Para a formação técnica e humana integral de profissionais de qualquer área do conhecimento, o caminho é árduo nem sempre glamuroso e financeiramente rentável. O Brasil é muito desigual para que força de vontade e proatividade sejam os únicos ingredientes para o sucesso que, a depender do que você considera, jamais será alcançado.

Mas verdade seja dita, o conhecimento é um bem precioso de tão alto valor que não há preço e nem trapaceiro (a) que possa usurpá-lo de você.

O problema que nos distancia dessa realidade descrita acima são as ferramentas de nosso mundo cada vez mais tecnológico que trabalham para enpoderar poucos (as), limitar muitos (as) e manter as desigualdades sociais de nosso País. Isso tem muito a ver com os atalhos de formação que essas ferramentas proporcionam e tais atalhos dialogam e muito com a curiosidade ingênua de estudantes, professores e profissionais das mais diferentes áreas.

Ferramentas como a internet, a Wikipédia e o Google revolucionaram a nossa relação com o mundo, com os livros e com a forma de adquirir conhecimentos. Essas ferramentas potencializaram as possibilidades de desenvolvimento humano, porém, o mal-uso e a falta de regulamentação têm servido a interesses escusos de subtração de muitos futuros e desestruturação de nossa sociedade. A curiosidade crítica na formação e exercício de profissionais não deve ser substituída pela curiosidade ingênua.

A IA generativa de produção de textos, como o ChatGPT e Gemini, são exemplos num espectro de tantos outros atuais — claro que agora à altura da evolução humana e tecnológica de poucos (as) — que limitam muitos (as) e trabalham pelo incremento e manutenção dos abismos sociais que já conhecemos. Me preocupa observar estudantes num processo de formação técnica utilizar o ChatGPT e outros para processar informações, gerar respostas ou textos considerados absolutamente verdadeiros, e que deveriam ser criticamente processados e elaborados primeiramente pela mente humana.

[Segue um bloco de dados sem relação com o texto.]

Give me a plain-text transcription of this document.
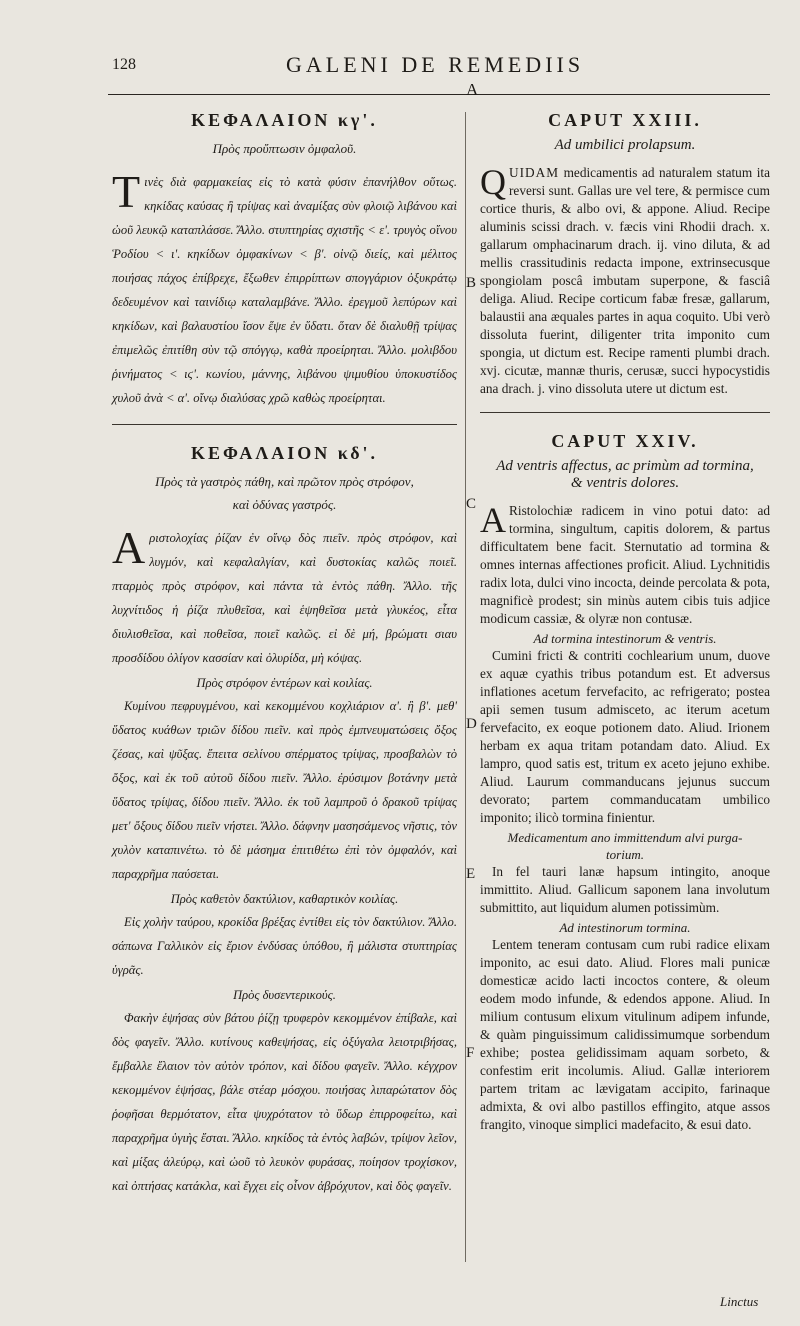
128	GALENI DE REMEDIIS
A
ΚΕΦΑΛΑΙΟΝ κγ'.
Πρὸς προὔπτωσιν ὀμφαλοῦ.

T ινὲς διὰ φαρμακείας εἰς τὸ κατὰ φύσιν ἐπανήλθον οὕτως. κηκίδας καύσας ἢ τρίψας καὶ ἀναμίξας σὺν φλοιῷ λιβάνου καὶ ὠοῦ λευκῷ καταπλάσσε. Ἄλλο. στυπτηρίας σχιστῆς < ε'. τρυγὸς οἴνου Ῥοδίου < ι'. κηκίδων ὀμφακίνων < β'. οἰνῷ διείς, καὶ μέλιτος ποιήσας πάχος ἐπίβρεχε, ἔξωθεν ἐπιρρίπτων σπογγάριον ὀξυκράτῳ δεδευμένον καὶ ταινίδιῳ καταλαμβάνε. Ἄλλο. ἐρεγμοῦ λεπύρων καὶ κηκίδων, καὶ βαλαυστίου ἴσον ἕψε ἐν ὕδατι. ὅταν δὲ διαλυθῇ τρίψας ἐπιμελῶς ἐπιτίθη σὺν τῷ σπόγγῳ, καθὰ προείρηται. Ἄλλο. μολιβδου ῥινήματος < ιϛ'. κωνίου, μάννης, λιβάνου ψιμυθίου ὑποκυστίδος χυλοῦ ἀνὰ < α'. οἴνῳ διαλύσας χρῶ καθὼς προείρηται.

ΚΕΦΑΛΑΙΟΝ κδ'.
Πρὸς τὰ γαστρὸς πάθη, καὶ πρῶτον πρὸς στρόφον,
καὶ ὀδύνας γαστρός.

A ριστολοχίας ῥίζαν ἐν οἴνῳ δὸς πιεῖν. πρὸς στρόφον, καὶ λυγμόν, καὶ κεφαλαλγίαν, καὶ δυστοκίας καλῶς ποιεῖ. πταρμὸς πρὸς στρόφον, καὶ πάντα τὰ ἐντὸς πάθη. Ἄλλο. τῆς λυχνίτιδος ἡ ῥίζα πλυθεῖσα, καὶ ἑψηθεῖσα μετὰ γλυκέος, εἶτα διυλισθεῖσα, καὶ ποθεῖσα, ποιεῖ καλῶς. εἰ δὲ μή, βρώματι σιαυ προσδίδου ὀλίγον κασσίαν καὶ ὀλυρίδα, μὴ κόψας.

Πρὸς στρόφον ἐντέρων καὶ κοιλίας.

Κυμίνου πεφρυγμένου, καὶ κεκομμένου κοχλιάριον α'. ἢ β'. μεθ' ὕδατος κυάθων τριῶν δίδου πιεῖν. καὶ πρὸς ἐμπνευματώσεις ὄξος ζέσας, καὶ ψῦξας. ἔπειτα σελίνου σπέρματος τρίψας, προσβαλὼν τὸ ὄξος, καὶ ἐκ τοῦ αὐτοῦ δίδου πιεῖν. Ἄλλο. ἐρύσιμον βοτάνην μετὰ ὕδατος τρίψας, δίδου πιεῖν. Ἄλλο. ἐκ τοῦ λαμπροῦ ὁ δρακοῦ τρίψας μετ' ὄξους δίδου πιεῖν νήστει. Ἄλλο. δάφνην μασησάμενος νῆστις, τὸν χυλὸν καταπινέτω. τὸ δὲ μάσημα ἐπιτιθέτω ἐπὶ τὸν ὀμφαλόν, καὶ παραχρῆμα παύσεται.

Πρὸς καθετὸν δακτύλιον, καθαρτικὸν κοιλίας.

Εἰς χολὴν ταύρου, κροκίδα βρέξας ἐντίθει εἰς τὸν δακτύλιον. Ἄλλο. σάπωνα Γαλλικὸν εἰς ἔριον ἐνδύσας ὑπόθου, ἢ μάλιστα στυπτηρίας ὑγρᾶς.

Πρὸς δυσεντερικούς.

Φακὴν ἑψήσας σὺν βάτου ῥίζῃ τρυφερὸν κεκομμένον ἐπίβαλε, καὶ δὸς φαγεῖν. Ἄλλο. κυτίνους καθεψήσας, εἰς ὀξύγαλα λειοτριβήσας, ἔμβαλλε ἔλαιον τὸν αὐτὸν τρόπον, καὶ δίδου φαγεῖν. Ἄλλο. κέγχρον κεκομμένον ἑψήσας, βάλε στέαρ μόσχου. ποιήσας λιπαρώτατον δὸς ῥοφῆσαι θερμότατον, εἶτα ψυχρότατον τὸ ὕδωρ ἐπιρροφείτω, καὶ παραχρῆμα ὑγιὴς ἔσται. Ἄλλο. κηκίδος τὰ ἐντὸς λαβών, τρίψον λεῖον, καὶ μίξας ἀλεύρῳ, καὶ ὠοῦ τὸ λευκὸν φυράσας, ποίησον τροχίσκον, καὶ ὀπτήσας κατάκλα, καὶ ἔγχει εἰς οἶνον ἀβρόχυτον, καὶ δὸς φαγεῖν.

CAPUT XXIII.
Ad umbilici prolapsum.

Q UIDAM medicamentis ad naturalem statum ita reversi sunt. Gallas ure vel tere, & permisce cum cortice thuris, & albo ovi, & appone. Aliud. Recipe aluminis scissi drach. v. fæcis vini Rhodii drach. x. gallarum omphacinarum drach. ij. vino diluta, & ad mellis crassitudinis redacta impone, extrinsecusque spongiolam poscâ imbutam superpone, & fasciâ deliga. Aliud. Recipe corticum fabæ fresæ, gallarum, balaustii ana æquales partes in aqua coquito. Ubi verò dissoluta fuerint, diligenter trita imponito cum spongia, ut dictum est. Recipe ramenti plumbi drach. xvj. cicutæ, mannæ thuris, cerusæ, succi hypocystidis ana drach. j. vino dissoluta utere ut dictum est.

CAPUT XXIV.
Ad ventris affectus, ac primùm ad tormina,
& ventris dolores.

A Ristolochiæ radicem in vino potui dato: ad tormina, singultum, capitis dolorem, & partus difficultatem bene facit. Sternutatio ad tormina & omnes internas affectiones proficit. Aliud. Lychnitidis radix lota, dulci vino incocta, deinde percolata & pota, magnificè prodest; sin minùs autem cibis tuis adjice modicum cassiæ, & olyræ non contusæ.

Ad tormina intestinorum & ventris.

Cumini fricti & contriti cochlearium unum, duove ex aquæ cyathis tribus potandum est. Et adversus inflationes acetum fervefacito, ac refrigerato; postea apii semen tusum admisceto, ac iterum acetum fervefacito, ex eoque potionem dato. Aliud. Irionem herbam ex aqua tritam potandam dato. Aliud. Ex lampro, quod satis est, tritum ex aceto jejuno exhibe. Aliud. Laurum commanducans jejunus succum devorato; partem commanducatam umbilico imponito; ilicò tormina finientur.

Medicamentum ano immittendum alvi purga-
torium.

In fel tauri lanæ hapsum intingito, anoque immittito. Aliud. Gallicum saponem lana involutum submittito, aut liquidum alumen potissimùm.

Ad intestinorum tormina.

Lentem teneram contusam cum rubi radice elixam imponito, ac esui dato. Aliud. Flores mali punicæ domesticæ acido lacti incoctos contere, & oleum eodem modo infunde, & edendos appone. Aliud. In milium contusum elixum vitulinum adipem infunde, & quàm pinguissimum calidissimumque sorbendum exhibe; postea gelidissimam aquam sorbeto, & confestim erit incolumis. Aliud. Gallæ interiorem partem tritam ac lævigatam accipito, farinaque admixta, & ovi albo pastillos effingito, atque assos frangito, vinoque simplici madefacito, & esui dato.

B
C
D
E
F
Linctus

Eu não sou contra o uso dessas ferramentas. Eu as utilizo, mas esses atalhos de formação nos fragilizam e distanciam da curiosidade crítica. Assim, entre outros atores e atrizes, cabe também a nós professores e professoras o papel de orientar o uso correto e otimizar a nossa experiência de uso, se capacitando, capacitando nossos pares e estudantes e potencializando nosso processo de ensino, aprendizagem e avaliação.

Éric Diego Barioni é professor doutor na Universidade de Sorocaba (Uniso) e conselheiro no Conselho Regional de Biomedicina da 1ª Região (CRBM1).